Friday, 22 August 2008

Lee Sheldon on the Emotional Divide

I don't know if this is old news, but I was linked to a Lee Sheldon PDF at work (Lee's site here). He covers, in an easy to understand way, how I've felt about storytelling in games for a long time.

To be sure, there's a lot of unanswered questions: How can mainstream development possibly be converted to this almost totally philosophically polar approach to storytelling in games? We tend to love to stick to fragile, film-aping storylines, just as television stuck to radio style plays, and then theater before finding its own legs.

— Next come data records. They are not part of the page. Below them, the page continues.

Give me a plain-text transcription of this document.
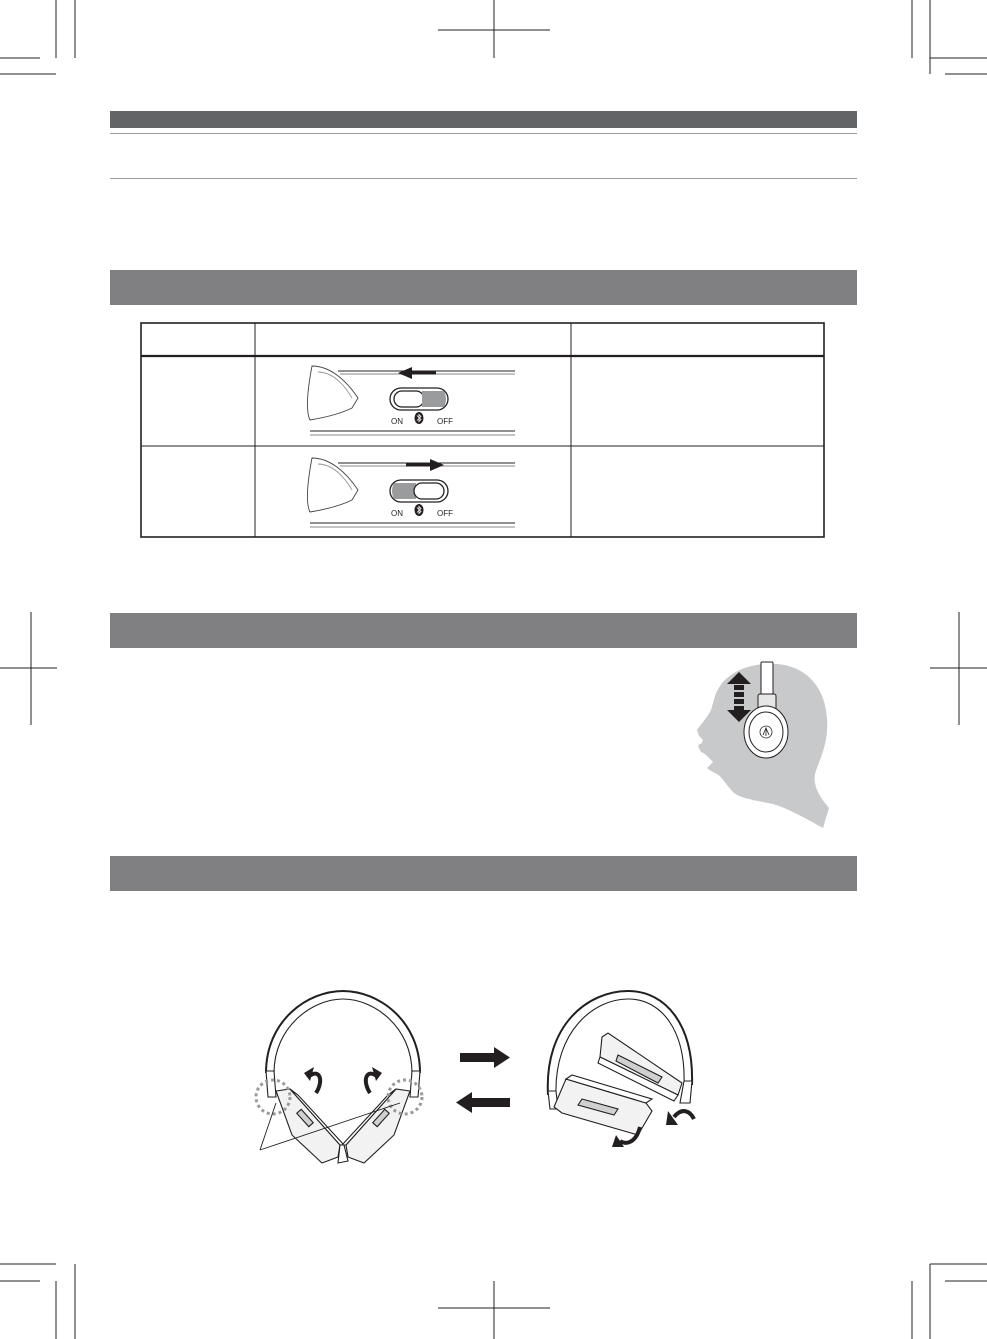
ON	OFF
ON	OFF
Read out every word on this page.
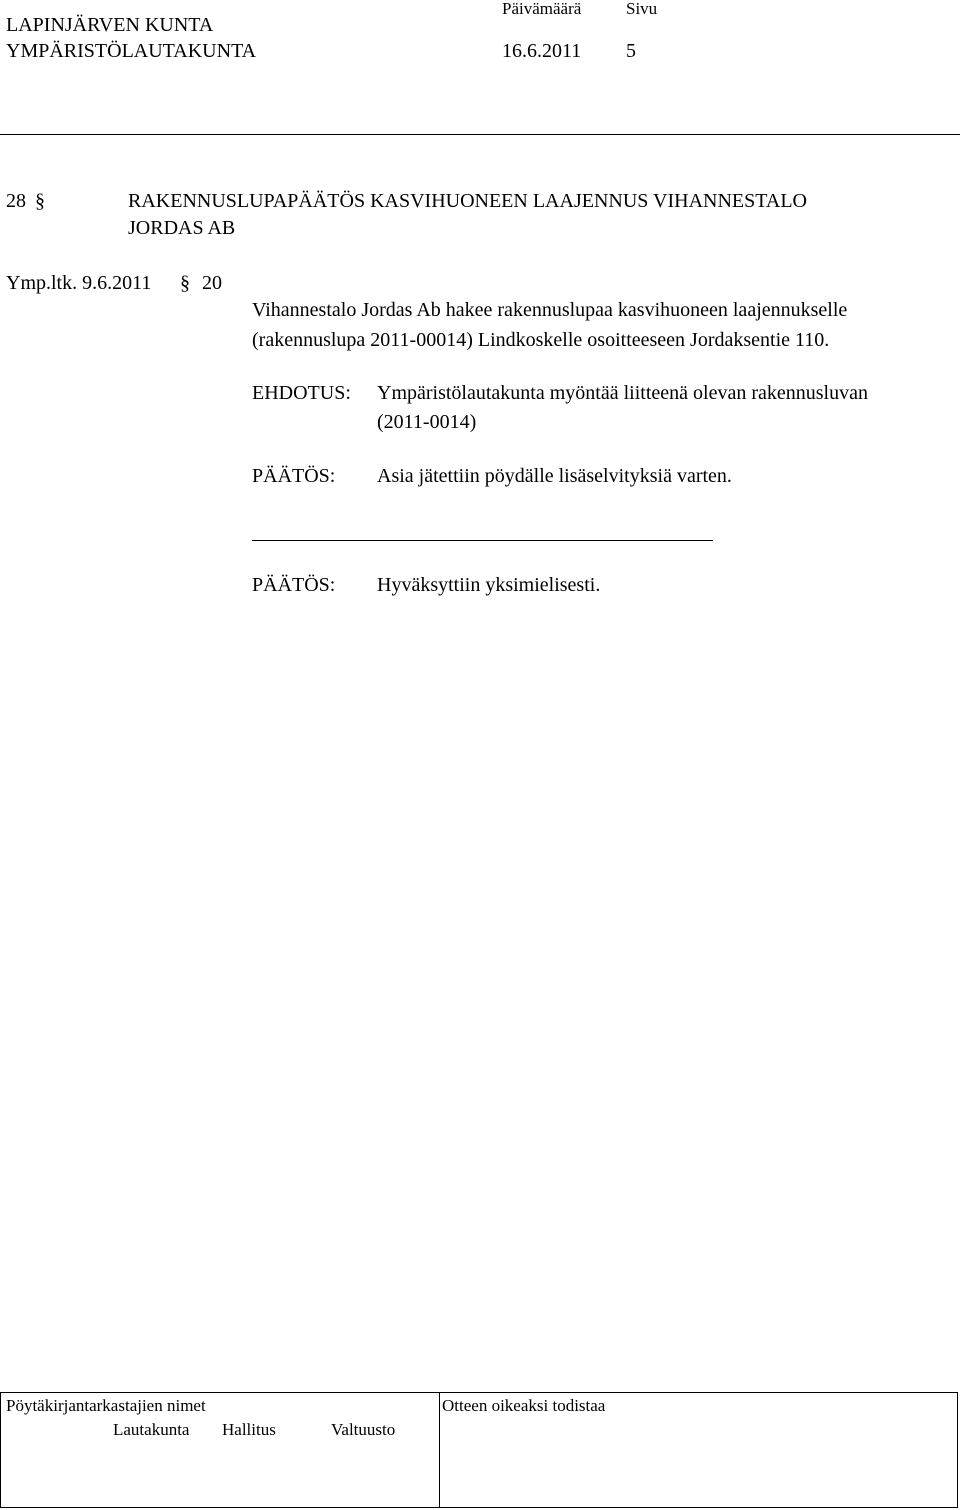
LAPINJÄRVEN KUNTA
YMPÄRISTÖLAUTAKUNTA
Päivämäärä	Sivu
16.6.2011 5
28 §	RAKENNUSLUPAPÄÄTÖS KASVIHUONEEN LAAJENNUS VIHANNESTALO
JORDAS AB
Ymp.ltk. 9.6.2011 § 20
Vihannestalo Jordas Ab hakee rakennuslupaa kasvihuoneen laajennukselle
(rakennuslupa 2011-00014) Lindkoskelle osoitteeseen Jordaksentie 110.
EHDOTUS: Ympäristölautakunta myöntää liitteenä olevan rakennusluvan
(2011-0014)
PÄÄTÖS: Asia jätettiin pöydälle lisäselvityksiä varten.
PÄÄTÖS: Hyväksyttiin yksimielisesti.
Pöytäkirjantarkastajien nimet	Otteen oikeaksi todistaa
Lautakunta Hallitus	Valtuusto
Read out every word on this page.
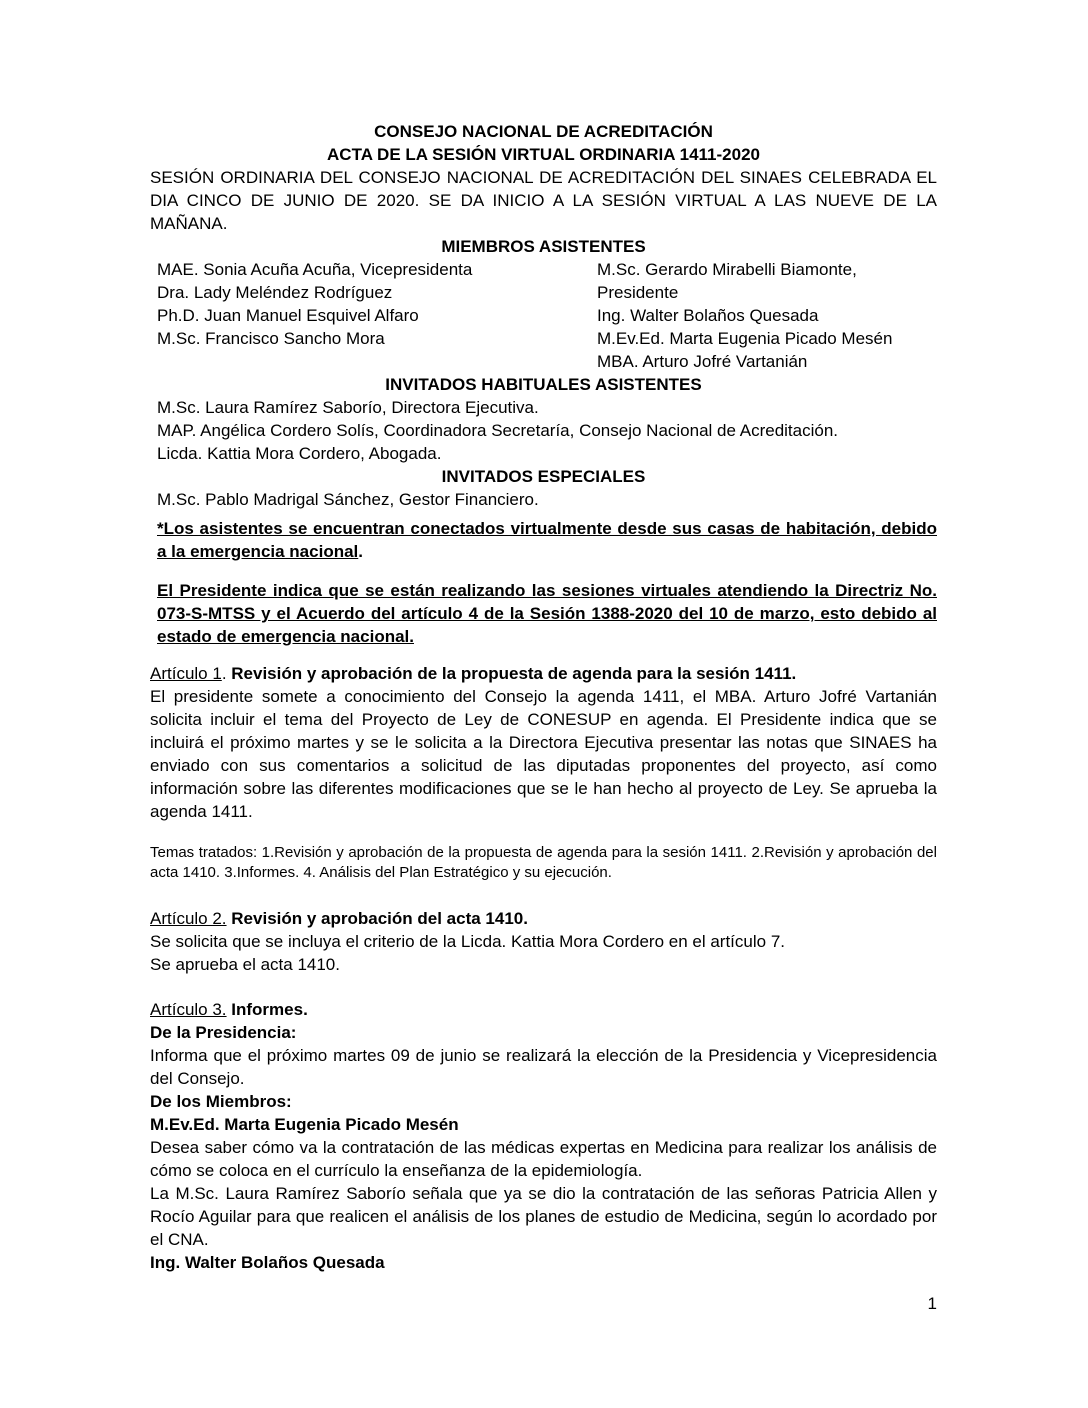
CONSEJO NACIONAL DE ACREDITACIÓN
ACTA DE LA SESIÓN VIRTUAL ORDINARIA 1411-2020

SESIÓN ORDINARIA DEL CONSEJO NACIONAL DE ACREDITACIÓN DEL SINAES CELEBRADA EL DIA CINCO DE JUNIO DE 2020. SE DA INICIO A LA SESIÓN VIRTUAL A LAS NUEVE DE LA MAÑANA.

MIEMBROS ASISTENTES
MAE. Sonia Acuña Acuña, Vicepresidenta
Dra. Lady Meléndez Rodríguez
Ph.D. Juan Manuel Esquivel Alfaro
M.Sc. Francisco Sancho Mora
M.Sc. Gerardo Mirabelli Biamonte, Presidente
Ing. Walter Bolaños Quesada
M.Ev.Ed. Marta Eugenia Picado Mesén
MBA. Arturo Jofré Vartanián
INVITADOS HABITUALES ASISTENTES
M.Sc. Laura Ramírez Saborío, Directora Ejecutiva.
MAP. Angélica Cordero Solís, Coordinadora Secretaría, Consejo Nacional de Acreditación.
Licda. Kattia Mora Cordero, Abogada.
INVITADOS ESPECIALES
M.Sc. Pablo Madrigal Sánchez, Gestor Financiero.

*Los asistentes se encuentran conectados virtualmente desde sus casas de habitación, debido a la emergencia nacional.

El Presidente indica que se están realizando las sesiones virtuales atendiendo la Directriz No. 073-S-MTSS y el Acuerdo del artículo 4 de la Sesión 1388-2020 del 10 de marzo, esto debido al estado de emergencia nacional.

Artículo 1. Revisión y aprobación de la propuesta de agenda para la sesión 1411.

El presidente somete a conocimiento del Consejo la agenda 1411, el MBA. Arturo Jofré Vartanián solicita incluir el tema del Proyecto de Ley de CONESUP en agenda. El Presidente indica que se incluirá el próximo martes y se le solicita a la Directora Ejecutiva presentar las notas que SINAES ha enviado con sus comentarios a solicitud de las diputadas proponentes del proyecto, así como información sobre las diferentes modificaciones que se le han hecho al proyecto de Ley. Se aprueba la agenda 1411.

Temas tratados: 1.Revisión y aprobación de la propuesta de agenda para la sesión 1411. 2.Revisión y aprobación del acta 1410. 3.Informes. 4. Análisis del Plan Estratégico y su ejecución.

Artículo 2. Revisión y aprobación del acta 1410.

Se solicita que se incluya el criterio de la Licda. Kattia Mora Cordero en el artículo 7.
Se aprueba el acta 1410.

Artículo 3. Informes.

De la Presidencia:

Informa que el próximo martes 09 de junio se realizará la elección de la Presidencia y Vicepresidencia del Consejo.

De los Miembros:
M.Ev.Ed. Marta Eugenia Picado Mesén

Desea saber cómo va la contratación de las médicas expertas en Medicina para realizar los análisis de cómo se coloca en el currículo la enseñanza de la epidemiología.

La M.Sc. Laura Ramírez Saborío señala que ya se dio la contratación de las señoras Patricia Allen y Rocío Aguilar para que realicen el análisis de los planes de estudio de Medicina, según lo acordado por el CNA.

Ing. Walter Bolaños Quesada
1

We rarely attempt anything like systemic characterization or mission design, because it's so under explored. And it's under explored because there are so few good exemplars of the approach. It's a catch 22 which I feel can only be fixed by the indie scene and academia, or developers trying experiments in their own time*. Far Cry 2 seems to be promising a hearty stab in this direction, too, so I shouldn't entirely discount the mainstream's ability to push this issue. Ahk, what am I saying? Anyone and everyone can contribute to this direction in games. Heck, even Mercenaries 2 sounds like it's philosophically aligned with this attitude (in that they refused, from the start, to make "fragile" tasks which result in "Fission Mailed"). It's just that there's going to be a lot of trial and error before we even begin to settle on something cool, and I hope that won't dissuade people from the idea - from continuing to try this stuff out.

Personally, I feel like this approach (or something like it) is one of the more natural uses of the medium - certainly more natural than gameplay book ended by cut scenes, or trying to manipulate a player's emotion when you could simply react to the emotion they express.

I can certainly feel the shift in outlook amongst developers, but ultimately, many of them may not be in a position to do this approach justice any time soon. There are lots of growing pains to go through before we get there, and a lumbering risk averse mainstream to convert before anything big budget comes out with this approach (with notable exceptions, obviously).

I think we also have to accept that whatever comes out of this approach probably won't feel like whatever ideas the phrase "Interactive Movies" conjure up. It'll be its own thing, like like TV is a different feeling thing to books, or dance. I think we have to respect that, and not fault games for not being interactive versions of other mediums - let them be what they naturally want to be.

*Not to blow my own trumpet, but K2 will eventually go in this direction, after decent core gameplay is established - assuming I can expend the effort outside of my day job, which feels less and less likely.